Traduction remaniée :


La taupe dans la fosse après le test Free Mole en juin. L'image, acquise sur le Sol 577, montre la taupe presque entièrement recouverte de sable. Elle montre également l'empreinte de la pelle devant la taupe, des surplombs et des strates intéressantes dans le duricrust du côté opposé. Le surplomb ne définit pas nécessairement l'épaisseur de la croûte dure mais peut indiquer une stratification dans cette dernière. Le surplomb présente des fissures régulièrement espacées qui sont étonnamment larges. La limite au-dessus de la croûte fissurée peut indiquer une couche de sable proche de la surface.


Depuis Février 2019, le directeur scientifique de HP 3 instrument, Tilman Spohn, nous fournit les dernières nouvelles de la mission InSight dans le blog du DLR et explique régulièrement la situation actuelle de la sonde thermique, que nous appelons affectueusement la «taupe».

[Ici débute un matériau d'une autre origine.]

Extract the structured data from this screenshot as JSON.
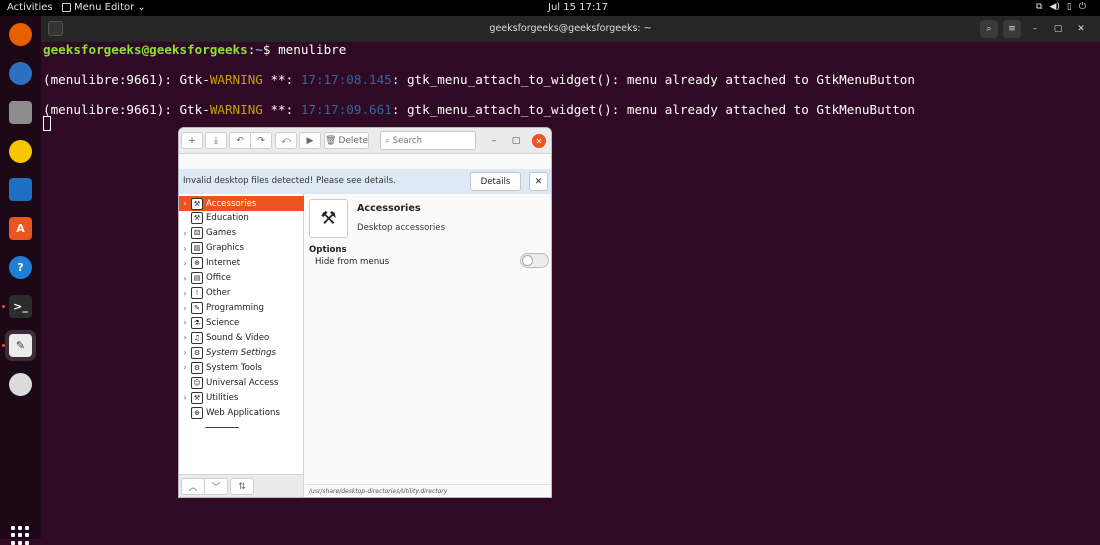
{
  "topbar": {
    "activities": "Activities",
    "app_menu_label": "Menu Editor",
    "clock": "Jul 15  17:17"
  },
  "dock": {
    "items": [
      {
        "name": "firefox-icon",
        "glyph": "",
        "color": "#e66000"
      },
      {
        "name": "thunderbird-icon",
        "glyph": "",
        "color": "#2f6fbf"
      },
      {
        "name": "files-icon",
        "glyph": "",
        "color": "#8c8c8c"
      },
      {
        "name": "rhythmbox-icon",
        "glyph": "",
        "color": "#f6c700"
      },
      {
        "name": "libreoffice-writer-icon",
        "glyph": "",
        "color": "#1f6fc5"
      },
      {
        "name": "app-center-icon",
        "glyph": "A",
        "color": "#e95420"
      },
      {
        "name": "help-icon",
        "glyph": "?",
        "color": "#1f7fd6"
      },
      {
        "name": "terminal-icon",
        "glyph": ">_",
        "color": "#2c2c2c"
      },
      {
        "name": "menu-editor-icon",
        "glyph": "✎",
        "color": "#ebebeb"
      },
      {
        "name": "disc-icon",
        "glyph": "",
        "color": "#dcdcdc"
      }
    ]
  },
  "terminal": {
    "title": "geeksforgeeks@geeksforgeeks: ~",
    "prompt_user": "geeksforgeeks@geeksforgeeks",
    "prompt_sep": ":",
    "prompt_path": "~",
    "prompt_symbol": "$ ",
    "command": "menulibre",
    "lines": [
      {
        "prefix": "(menulibre:9661): Gtk-",
        "level": "WARNING",
        "mid": " **: ",
        "time": "17:17:08.145",
        "msg": ": gtk_menu_attach_to_widget(): menu already attached to GtkMenuButton"
      },
      {
        "prefix": "(menulibre:9661): Gtk-",
        "level": "WARNING",
        "mid": " **: ",
        "time": "17:17:09.661",
        "msg": ": gtk_menu_attach_to_widget(): menu already attached to GtkMenuButton"
      }
    ]
  },
  "editor": {
    "toolbar": {
      "delete_label": "Delete",
      "search_placeholder": "Search"
    },
    "infobar": {
      "message": "Invalid desktop files detected! Please see details.",
      "details_label": "Details"
    },
    "categories": [
      {
        "label": "Accessories",
        "expand": true,
        "selected": true,
        "italic": false,
        "glyph": "⚒"
      },
      {
        "label": "Education",
        "expand": false,
        "selected": false,
        "italic": false,
        "glyph": "⚒"
      },
      {
        "label": "Games",
        "expand": true,
        "selected": false,
        "italic": false,
        "glyph": "⚄"
      },
      {
        "label": "Graphics",
        "expand": true,
        "selected": false,
        "italic": false,
        "glyph": "▨"
      },
      {
        "label": "Internet",
        "expand": true,
        "selected": false,
        "italic": false,
        "glyph": "⊕"
      },
      {
        "label": "Office",
        "expand": true,
        "selected": false,
        "italic": false,
        "glyph": "▤"
      },
      {
        "label": "Other",
        "expand": true,
        "selected": false,
        "italic": false,
        "glyph": "⁞"
      },
      {
        "label": "Programming",
        "expand": true,
        "selected": false,
        "italic": false,
        "glyph": "✎"
      },
      {
        "label": "Science",
        "expand": true,
        "selected": false,
        "italic": false,
        "glyph": "⚗"
      },
      {
        "label": "Sound & Video",
        "expand": true,
        "selected": false,
        "italic": false,
        "glyph": "♫"
      },
      {
        "label": "System Settings",
        "expand": true,
        "selected": false,
        "italic": true,
        "glyph": "⚙"
      },
      {
        "label": "System Tools",
        "expand": true,
        "selected": false,
        "italic": false,
        "glyph": "⚙"
      },
      {
        "label": "Universal Access",
        "expand": false,
        "selected": false,
        "italic": false,
        "glyph": "☺"
      },
      {
        "label": "Utilities",
        "expand": true,
        "selected": false,
        "italic": false,
        "glyph": "⚒"
      },
      {
        "label": "Web Applications",
        "expand": false,
        "selected": false,
        "italic": false,
        "glyph": "⊕"
      }
    ],
    "detail": {
      "name": "Accessories",
      "comment": "Desktop accessories",
      "options_label": "Options",
      "hide_from_menus_label": "Hide from menus",
      "hide_from_menus": false
    },
    "status_path": "/usr/share/desktop-directories/Utility.directory"
  }
}
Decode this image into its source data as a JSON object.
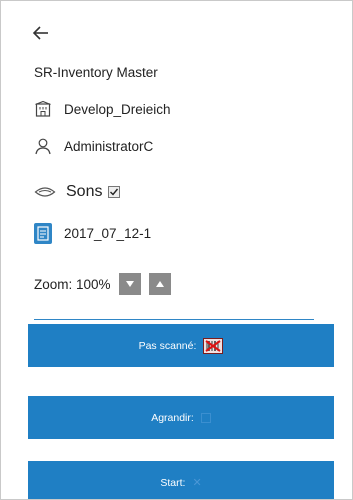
{
  "header": {
    "back_icon": "arrow-left-icon"
  },
  "app_title": "SR-Inventory Master",
  "location": {
    "icon": "building-icon",
    "label": "Develop_Dreieich"
  },
  "user": {
    "icon": "user-icon",
    "label": "AdministratorC"
  },
  "sons": {
    "icon": "eye-icon",
    "label": "Sons",
    "checked": true
  },
  "document": {
    "icon": "document-icon",
    "label": "2017_07_12-1"
  },
  "zoom": {
    "label": "Zoom: 100%",
    "down_icon": "triangle-down-icon",
    "up_icon": "triangle-up-icon"
  },
  "buttons": {
    "not_scanned": {
      "label": "Pas scanné:",
      "icon": "barcode-x-icon"
    },
    "enlarge": {
      "label": "Agrandir:",
      "icon": "checkbox-icon"
    },
    "start": {
      "label": "Start:",
      "icon": "x-icon"
    }
  },
  "colors": {
    "accent": "#1f7fc4",
    "zoom_button": "#8a8a8a"
  }
}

Journal de bord 10 août 2020 :


La taupe est «on» et de nouvelles opérations de martelages devraient être  conduites incessemment. Mais revenons là où nous nous en étions précédemment. Suite au "Free Mole Test" réalisé en juin (voir l'entrée du journal de bord du 7 juillet 2020), l'équipe a décidé de lever le bras et la pelle d'InSight pour jeter un œil à la taupe dans la fosse. Certains d'entre nous s'attendaient - ou craignaient - que les actions de martelage précédentes aient entraîné une chute de sable dans la fosse. Le sable aurait pu se détacher des parois de la fosse et serait tombé dans d'éventuelles fissures et cavités plus profondes dans le duricrust. Après tout, nous ne savons toujours pas où tout le matériau (environ 300 centimètres cubes) est allé lorsque la fosse s'est formée en mars 2019.


The_pit_Sol_577_630.png


Au lieu de cela, nous avons été agréablement surpris de voir que la taupe était largement recouverte de sable (voir image ci-dessus). Seuls le capuchon arrière et quelques centimètres de coque dépassent. Il semble qu'au lieu d'être drainé, plus de sable se soit accumulé dans la fosse, probablement à cause de la croûte durcie qui a été écrasée lors des martelages.
 Après avoir examiné les images du Sol 577, la discussion de l'équipe s'est rapidement tournée vers les stratégies pour la prochaine phase. Certains étaient en faveur de remplir la fosse, de compacter le sable dans la fosse, puis de pousser la pelle sur la surface pour fournir une force qui serait ensuite transmise à la taupe par celui-ci. La force devrait être suffisante pour compenser le recul du mécanisme du marteau d'environ sept newtons.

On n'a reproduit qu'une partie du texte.